A menos de un mes de la elección del próximo 1 de julio, la intervención del crimen organizado convirtió a este proceso electoral en uno de los más violentos que ha vivido nuestro país en su historia. Desde septiembre de 2017 hasta la fecha han sido asesinados más de cien políticos de todos los partidos, en distintos estados del país, y decenas fueron amenazados o intimidados por intereses desconocidos.

El fenómeno de la violencia en campañas no distingue colores ni formas, está ahí presente y coacciona el entorno sociopolítico. El ataque a balazos a la sede del Partido Acción Nacional (PAN) en Tamaulipas, ocurrido ayer en Tamaulipas, es una muestra más de que hay quien busca apropiarse del proceso electoral a partir de la violencia.

La forma en que el crimen incide en los procesos electorales en curso es cada vez más evidente y osada. Está claro que estas bandas organizadas buscan imponer sus agendas, condicionar a los nuevos gobernantes y amenazar a quienes asumirán el poder con el fin de preservar o mejorar sus negocios ilegales.

Este fenómeno hace peligrar seriamente nuestro Estado de Derecho, además de que refleja la profunda penetración del crimen organizado en las dinámicas sociales, en la cultura de las poblaciones de nuestro país. La incidencia directa de dichas bandas en los procesos electorales refleja un gran poder que no ha podido ser contenido por las fuerzas gubernamentales y que, por el contrario, se les enfrenta sin temor a las consecuencias.

La violencia en el proceso electoral en curso, pese a haber tenido gran visibilidad, no ha provocado una reflexión cabal en torno al riesgo latente que representa. Por un lado, existe la posibilidad real de que la violencia derive en la abdicación práctica de las autoridades de distintos niveles sobre sus responsabilidades; por otra parte, las instituciones del Estado están en peligro de ser capturadas por el crimen organizado.

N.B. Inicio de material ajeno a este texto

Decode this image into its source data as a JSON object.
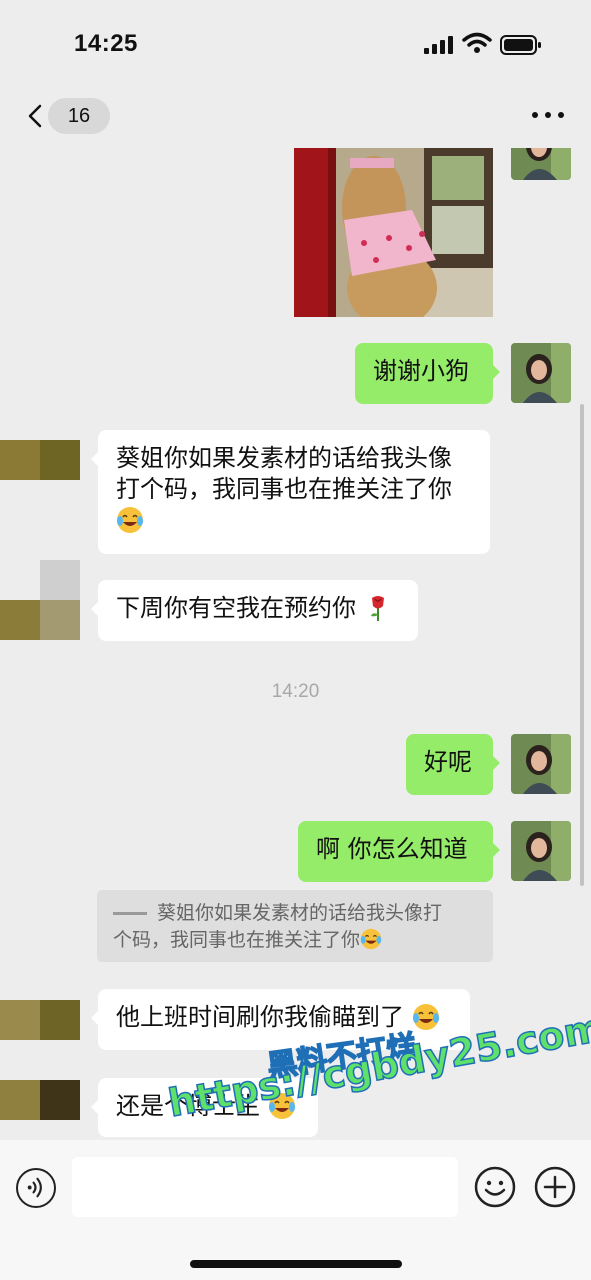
{
  "status_bar": {
    "time": "14:25"
  },
  "nav": {
    "unread_count": "16"
  },
  "messages": {
    "m1": "谢谢小狗",
    "m2_line1": "葵姐你如果发素材的话给我头像",
    "m2_line2": "打个码，我同事也在推关注了你",
    "m3": "下周你有空我在预约你",
    "timestamp": "14:20",
    "m4": "好呢",
    "m5": "啊 你怎么知道",
    "quote_line1": "葵姐你如果发素材的话给我头像打",
    "quote_line2": "个码，我同事也在推关注了你",
    "m6": "他上班时间刷你我偷瞄到了",
    "m7": "还是个博士生"
  },
  "input": {
    "value": "",
    "placeholder": ""
  },
  "watermark": {
    "line1": "黑料不打烊",
    "line2": "https://cgbdy25.com"
  },
  "colors": {
    "outgoing_bubble": "#95ec69",
    "incoming_bubble": "#ffffff",
    "background": "#ededed",
    "watermark_fill": "#5ee06a"
  },
  "icons": {
    "back": "chevron-left-icon",
    "more": "more-dots-icon",
    "voice": "voice-icon",
    "emoji": "emoji-icon",
    "plus": "plus-icon",
    "laugh_cry": "laugh-cry-emoji",
    "rose": "rose-emoji"
  }
}
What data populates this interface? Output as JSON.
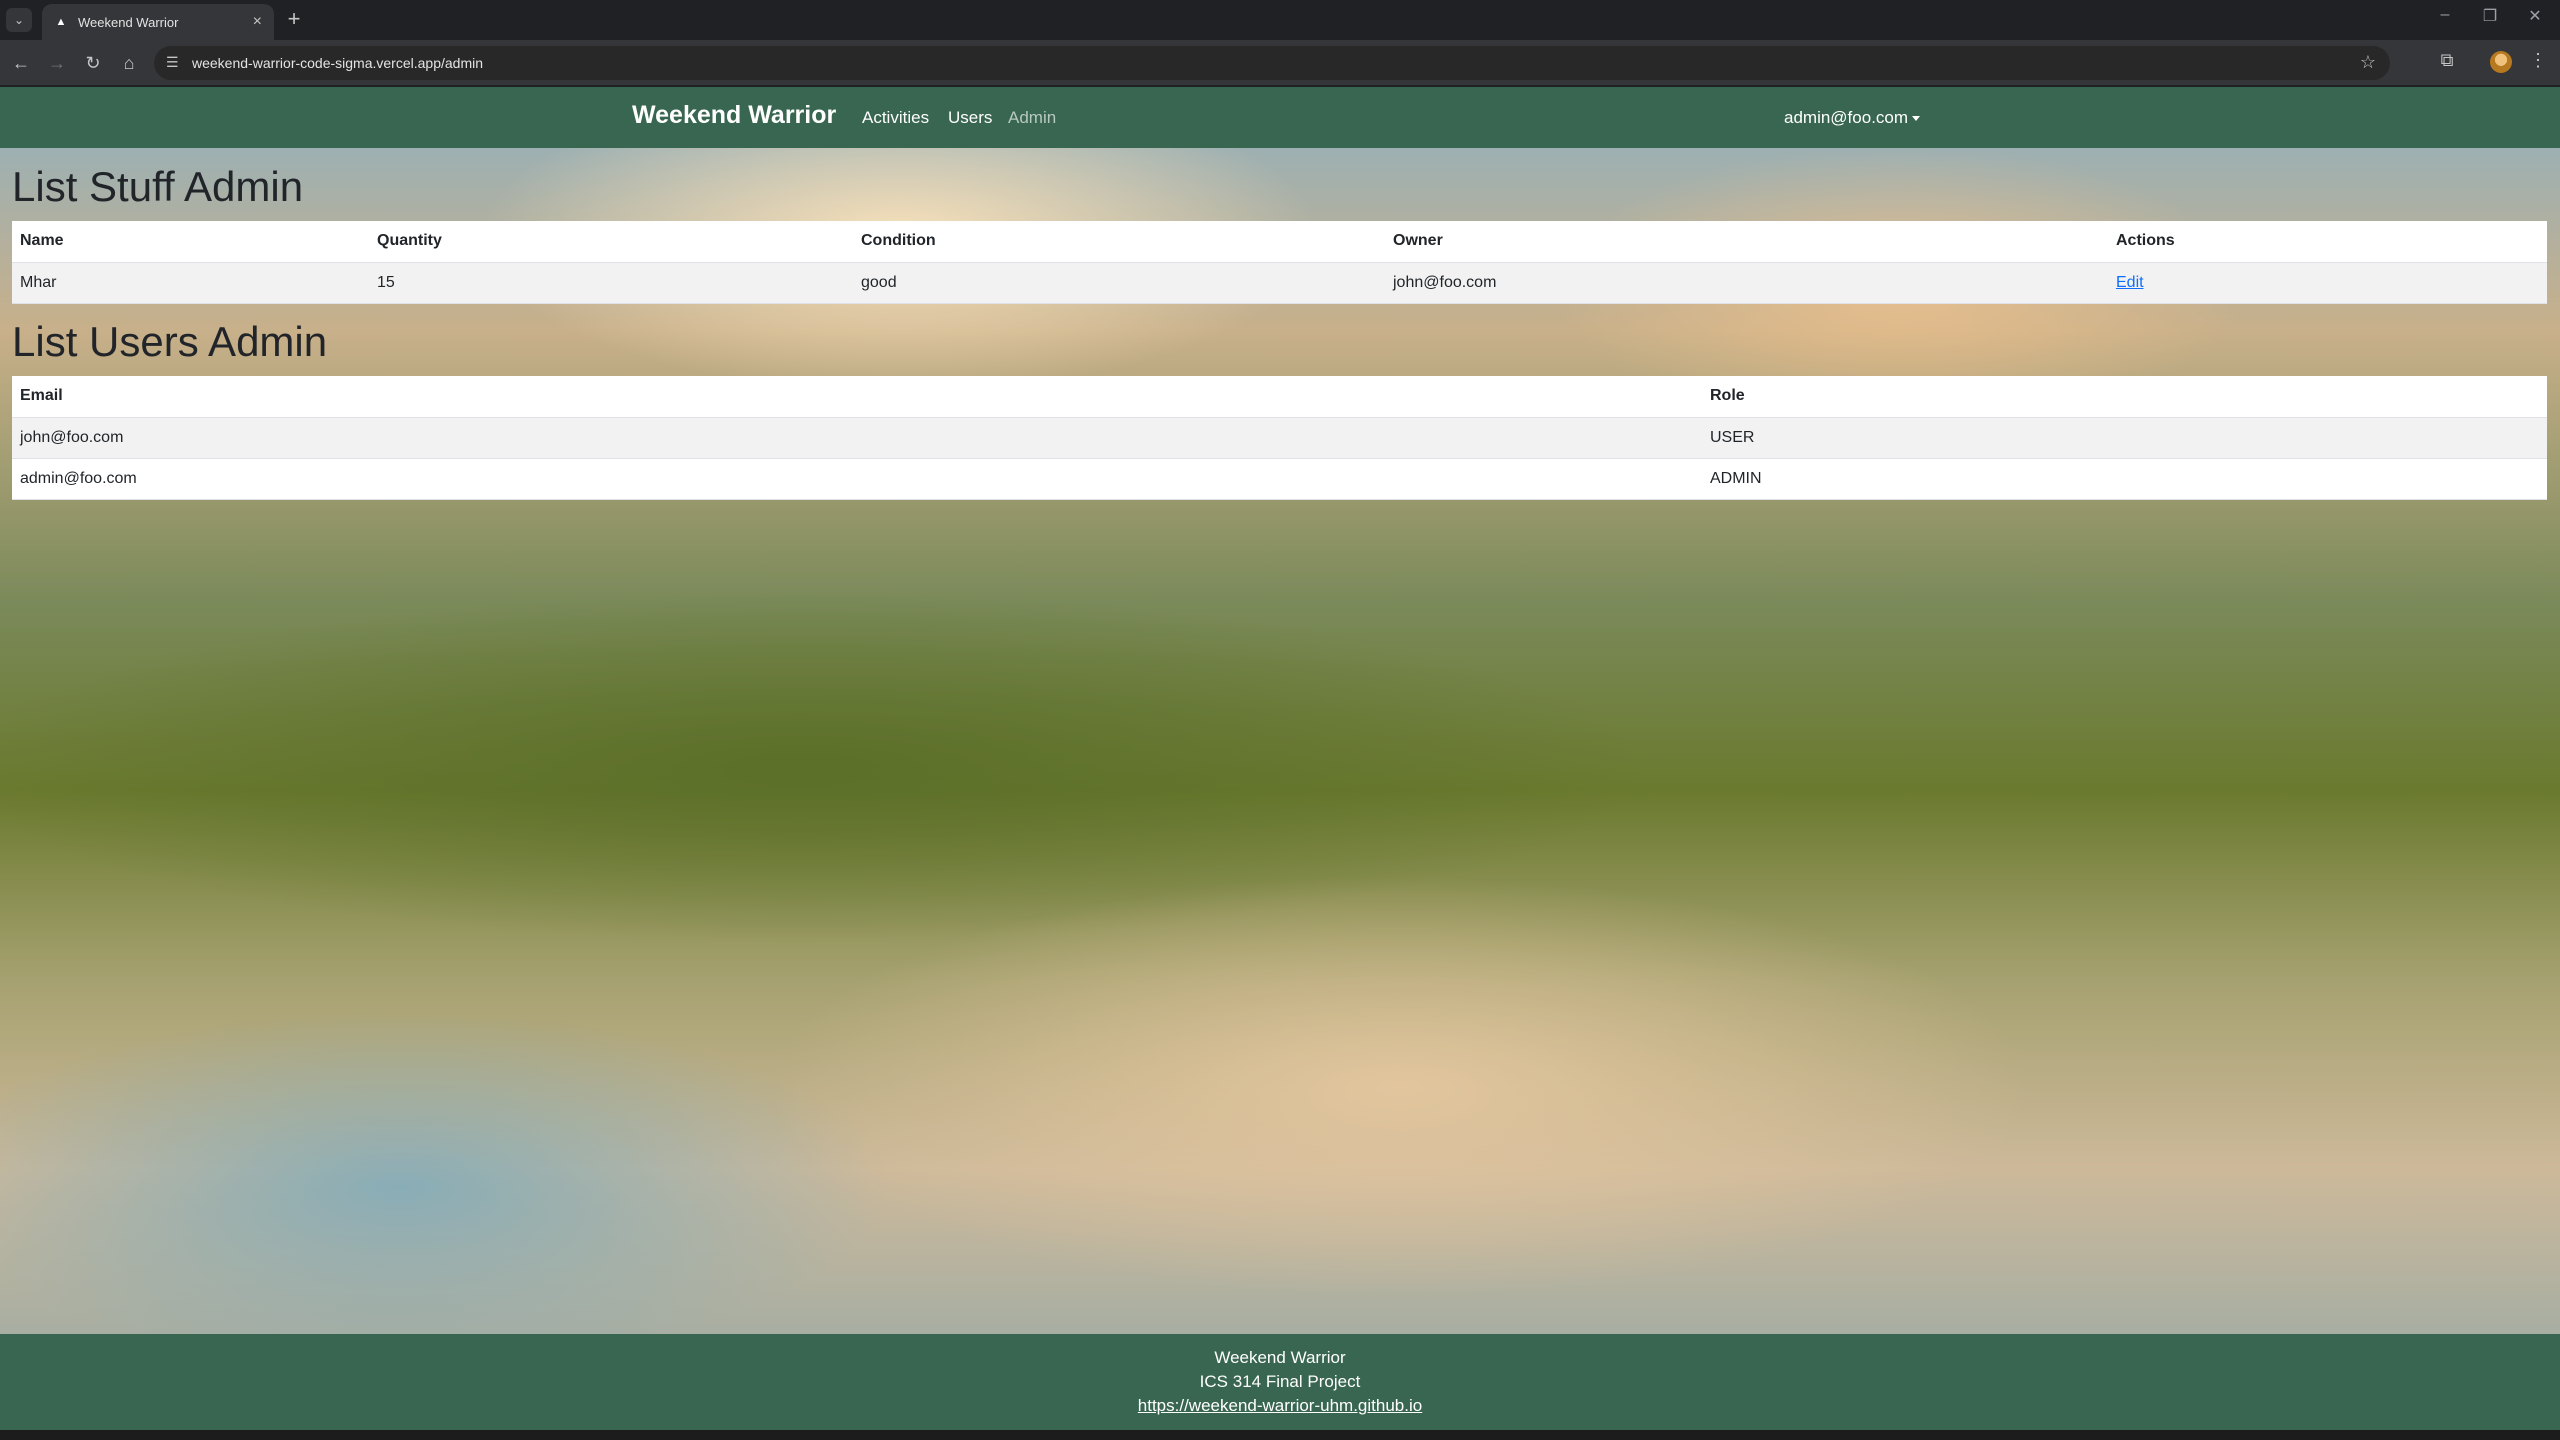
{
  "browser": {
    "tab_title": "Weekend Warrior",
    "url": "weekend-warrior-code-sigma.vercel.app/admin"
  },
  "navbar": {
    "brand": "Weekend Warrior",
    "links": [
      "Activities",
      "Users",
      "Admin"
    ],
    "user": "admin@foo.com"
  },
  "stuff": {
    "heading": "List Stuff Admin",
    "columns": [
      "Name",
      "Quantity",
      "Condition",
      "Owner",
      "Actions"
    ],
    "rows": [
      {
        "name": "Mhar",
        "quantity": "15",
        "condition": "good",
        "owner": "john@foo.com",
        "action": "Edit"
      }
    ]
  },
  "users": {
    "heading": "List Users Admin",
    "columns": [
      "Email",
      "Role"
    ],
    "rows": [
      {
        "email": "john@foo.com",
        "role": "USER"
      },
      {
        "email": "admin@foo.com",
        "role": "ADMIN"
      }
    ]
  },
  "footer": {
    "line1": "Weekend Warrior",
    "line2": "ICS 314 Final Project",
    "link": "https://weekend-warrior-uhm.github.io"
  },
  "colors": {
    "navbar": "#386650",
    "link": "#0d6efd"
  }
}
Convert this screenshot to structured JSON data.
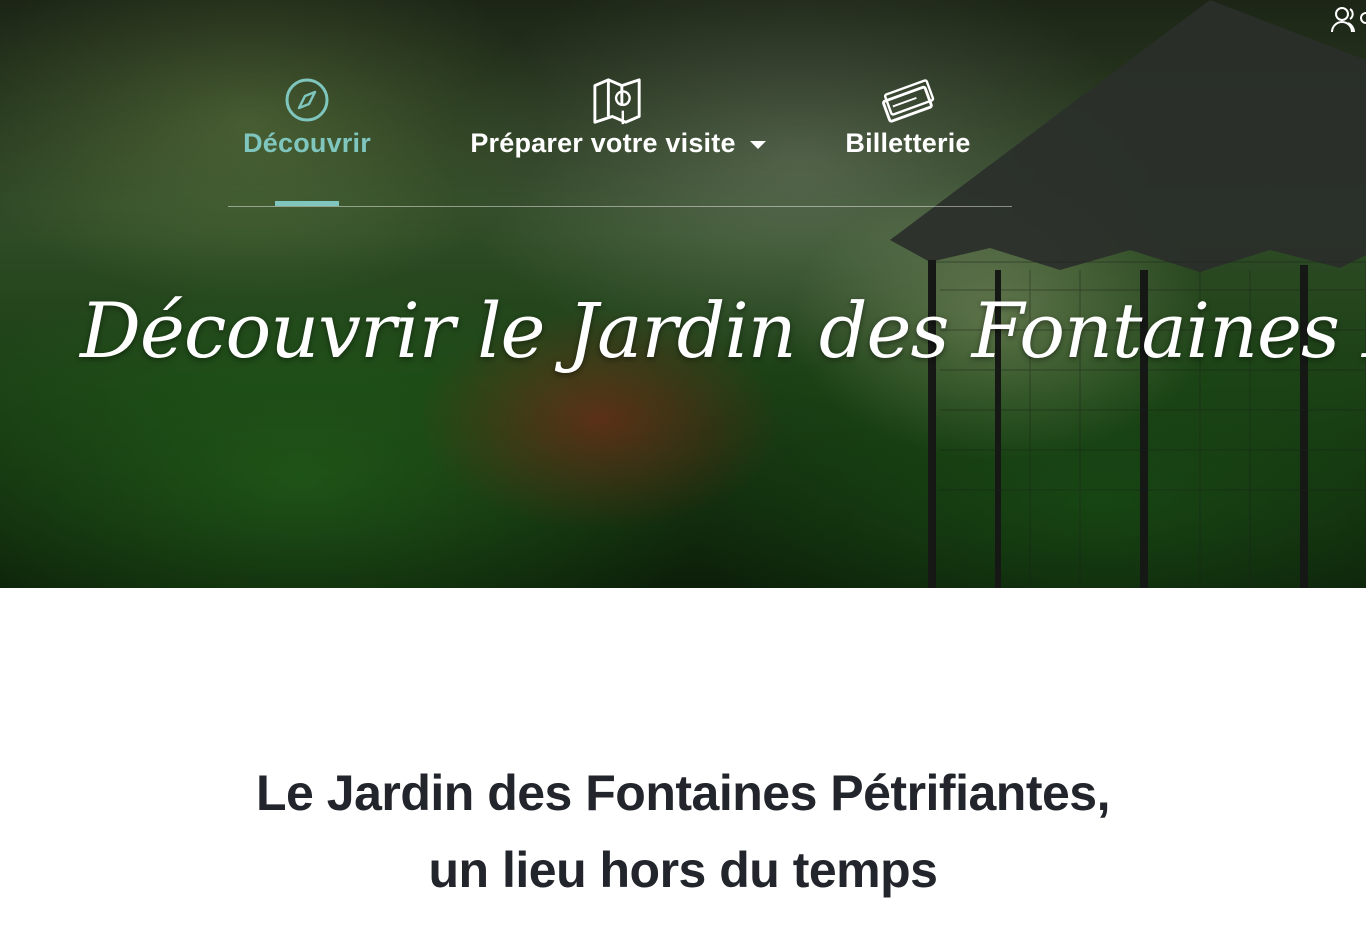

Esta realidad no es un problema que requiere únicamente la intervención del árbitro electoral, sino del Estado en su conjunto, de gobiernos, instituciones y ciudadanía. En el fondo, tenemos un proceso electoral viciado de origen que requiere ser legitimado en cada una de sus fases, porque también está en posibilidades de ser capturado por este poder fáctico.

Nuestro país registra zonas en las que la presencia e influencia del crimen es amplia, en los que los gobernantes parecen haber cedido al poder informal de las bandas organizadas. La violencia en las campañas es un serio llamado a gobernantes y candidatos a ejercer el poder para desterrar a los violentos, de otro modo el fenómeno solo irá al alza y, lo que es peor, seguirá minando a nuestra fortaleza institucional y a nuestra democracia.